L’érotisme enchanté de la Flûte

C’est à travers une ode à la sensualité, à l’érotisme et au sentiment amoureux que Mesguich peint le déroulement de l’histoire. Pour lui, le couple originel n’est autre que celui, déchiré, formé par Sarastro et la Reine de la Nuit. Et toutes les aventures que vivent les personnages ne suivent qu’un but : celui de reformer cette double unité brisée. En effet, dans la Flûte, chacun cherche sa moitié, celle qui donnera un sens à sa vie.

Pour servir cette lecture troublante et passionnante, le metteur en scène a imaginé trois castelets mobiles, avec leurs rideaux rouges, au cœur desquels palpite une vie : un exemple parmi d’autres, durant l’air du portrait de Tamino, on voit dans l’un d’eux Pamina enchaînée qui appelle à l’aide dans un cri muet. Ou pendant le second air de Papageno, chacun dévoile un couple, correspondant chacun à une des trois strophes de la musique.

Tricéphales également, les nymphes nues sans visage, qui représentent le désir qui anime nos personnages. Ce sont elles qui manipulent les trois Dames durant leur premier trio, lorsqu’elles tombent amoureuses de Tamino au premier regard. Cette scène est d’ailleurs l’une des plus belles de la production, suivant au plus près la partition jusque dans les points d’orgues, les silences et les reprises du thème. Rarement on a vu aussi clairement l’écriture musicale rendue palpable scéniquement.
Autre idée superbe de Mesguich : faire vivre des doubles – parfois des triples –des principaux personnages. Tamino et Pamina sont ainsi omniprésents sur le plateau et soulignent avec force le propos musical et les tensions sous-jacentes.

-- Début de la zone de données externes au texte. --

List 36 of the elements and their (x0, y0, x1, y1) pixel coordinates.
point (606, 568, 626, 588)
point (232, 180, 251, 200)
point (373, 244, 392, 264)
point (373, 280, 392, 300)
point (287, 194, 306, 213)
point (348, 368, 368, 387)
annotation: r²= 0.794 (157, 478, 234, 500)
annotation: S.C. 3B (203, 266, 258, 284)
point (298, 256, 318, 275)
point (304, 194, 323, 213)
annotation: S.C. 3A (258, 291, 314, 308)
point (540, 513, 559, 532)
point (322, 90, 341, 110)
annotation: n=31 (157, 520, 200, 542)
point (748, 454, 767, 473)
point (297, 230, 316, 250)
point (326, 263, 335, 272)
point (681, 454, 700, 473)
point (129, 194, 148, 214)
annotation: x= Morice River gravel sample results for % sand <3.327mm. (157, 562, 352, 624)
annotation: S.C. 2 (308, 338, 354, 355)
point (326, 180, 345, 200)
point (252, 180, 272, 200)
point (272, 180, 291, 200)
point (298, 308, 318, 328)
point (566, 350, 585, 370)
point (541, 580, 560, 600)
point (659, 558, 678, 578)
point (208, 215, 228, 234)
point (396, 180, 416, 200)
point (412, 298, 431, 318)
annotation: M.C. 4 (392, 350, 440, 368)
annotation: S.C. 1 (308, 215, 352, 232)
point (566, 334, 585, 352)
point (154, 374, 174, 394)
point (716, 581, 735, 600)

Ces comédiens souvent muets – mais parfois certaines répliques des personnages leurs sont données – permettent des images d’une puissance dramatique spectaculaire : on se souviendra longtemps de cette Pamina désespérée, faisant face à trois Tamino lui tournant le dos, rendant son air plus poignant encore. Une autre surprise : celle de faire des trois Garçons des créatures hermaphrodites, hommes en bas, femmes en haut, leurs attributs cachés par un simple voile, ce qui donne à leur présence un érotisme troublant.
Certains tableaux subjuguent par leur seule beauté plastique, notamment le début du second acte, où les initiés – tous roux – se retrouvent avec, au-dessus d’eux, une forêt de costumes de scènes suspendus, tous somptueux, véritable déclaration d’amour au théâtre et à la scène.

Le seul regret qu’on peut formuler tient au fait que la sensualité développée durant le premier acte soit un peu moins défendue au second, et l’interrogation qui nous reste tourne autour du personnage de Monostatos, pourtant la figure de l’œuvre la plus dévorée par le désir charnel, qui semble n’avoir pas intéressé le metteur en scène.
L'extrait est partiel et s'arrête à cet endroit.